Пациент: Оглядываюсь на прошедшие годы, думаю о тех глупостях, что мы делали. Как-то вернулись из колледжа в общежитие поздно вечером, а у нас отключили отопление. Мы тогда поспорили, кто выдержит холод и не пожалуется. Конечно, каждый был уверен, что именно он. Решили открыть окно. Никакого тепла с улицы, разумеется, не было – семнадцать градусов мороза! Помню, надел такую шерстяную шапочку, две пижамы, сверху халат. Носков две пары. Наверное, я был не один такой. Когда проснулись утром, все стекла, вообще все в комнате покрылось инеем. Какой стены ни коснись – примерзнуть можно. Четыре дня потом все оттаивало, отогревали комнату. Это как раз одна из тех глупостей, которые совершаешь в молодости. Кое-кто смотрит на меня, видит – улыбаюсь. Наверное, думают – парень чокнулся, свихнулся окончательно. А я просто вспомнил какой-то случай, с удовольствием вспомнил. Вот вчера вы спросили, чем особенно могут помочь больным врачи и медсестры. Тут все зависит от самого пациента, от того, насколько он болен. Если и вправду тяжело, то вообще не захочешь, чтобы тебя кто-то беспокоил. Такому больному просто хочется лежать, совершенно не нужно ему, чтобы вокруг кто-то крутился, давление замерял или температуру. Хочу сказать, что каждый раз, как только соберешься отдохнуть, – тут же кому-то от тебя чего-то надо. Мне кажется, доктора и сестры должны больного тревожить как можно меньше. А вот как почувствуешь себя лучше – сразу и интерес к жизни появляется. Вот тут бы им и подойти, и приободрить, и попросить о чем-то.

Доктор: Скажите, мистер Д., если тяжелобольной человек остается в одиночестве, разве он не чувствует себя несчастным, разве его не одолевают страхи?
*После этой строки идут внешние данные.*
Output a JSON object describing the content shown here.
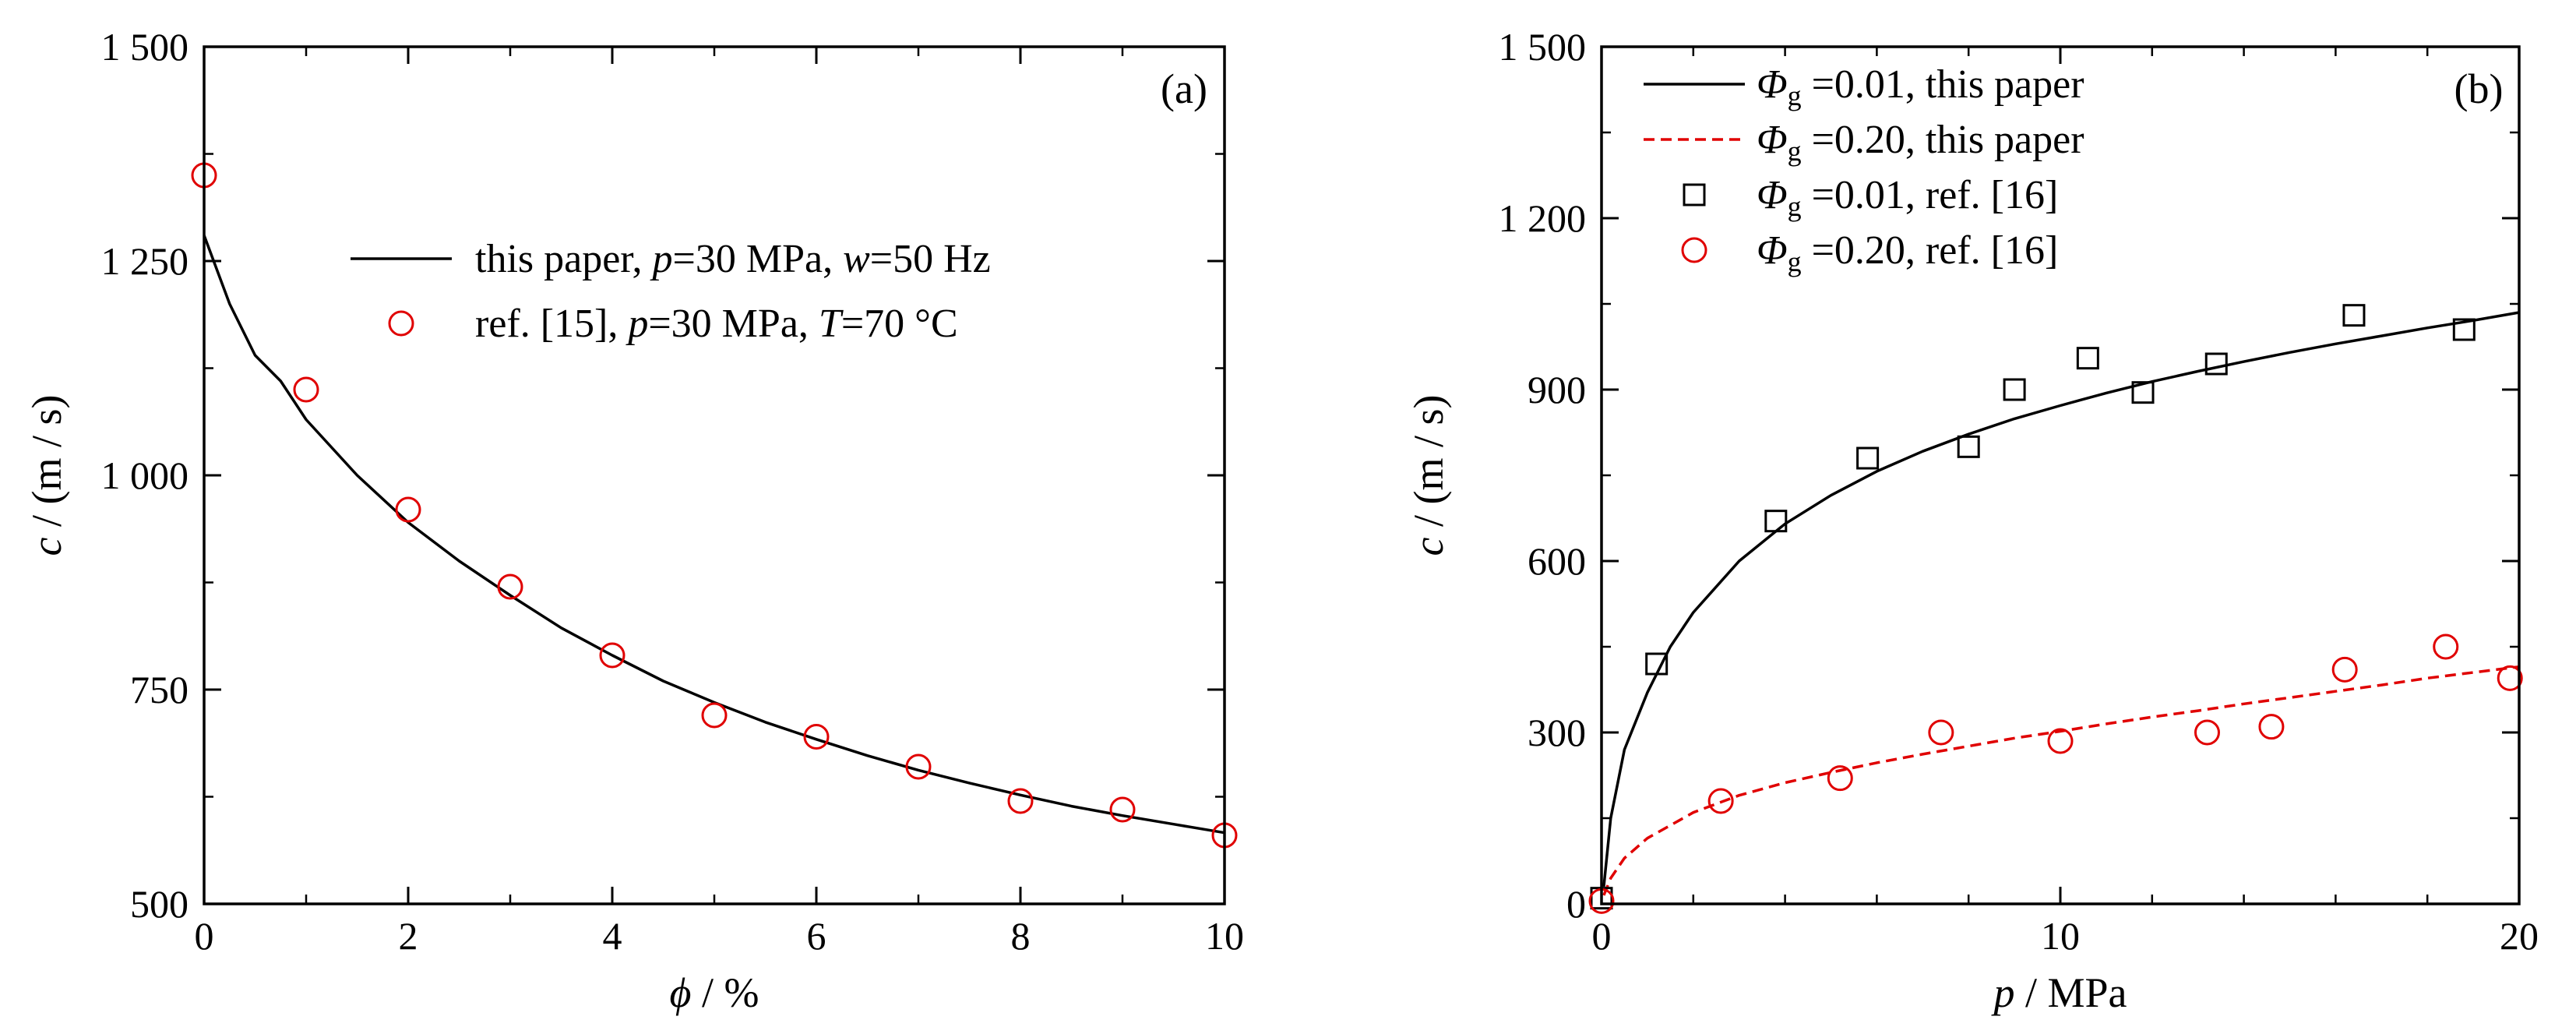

Пациент: Нет, не думаю. Один ты или нет – не в этом дело. Я вообще говорю не о том, чтобы таких людей оставлять в одиночестве, ничего подобного. Просто хочу сказать, что лежишь в палате, отдыхаешь, хорошо тебе, а тут кто-то начинает подушки взбивать. Да не нужно тебе это сейчас! И так удобно! Конечно, у них самые благие намерения, ну не будешь же спорить. Так ведь обязательно еще другой подскочит: «Не хотите ли попить?» Нет, правда, если хочешь воды – всегда же попросишь? А они наливают, надо тебе или нет. Понятно, что делают от чистого сердца, стараются, чтобы тебе было комфортно. Все-таки иногда человека нужно просто оставить в покое, хотя бы на время, и он себя будет чувствовать лучше.

Доктор: Вам сейчас не хотелось бы остаться одному?

Пациент: Нет, я бы так не сказал. А вот на прошлой неделе…

Доктор: Нет-нет, я имела в виду – прямо сейчас. Может быть, разговор вас утомляет?

Пациент: Допустим, я скажу, что устал. Значит, мне нужно идти в палату, передохнуть. Но я не вижу в этом большого смысла, потому что, чем дольше отдыхаешь, тем скучнее становится.

Доктор: Вчера вы говорили, что вас это беспокоит.

Пациент: Да, была причина беспокоиться. Неделю назад вы бы вряд ли решили, что я подхожу для интервью. Не мог договорить до конца ни одно предложение, мысли обрывались, не мог вспомнить, как меня зовут. Но время прошло, стало лучше.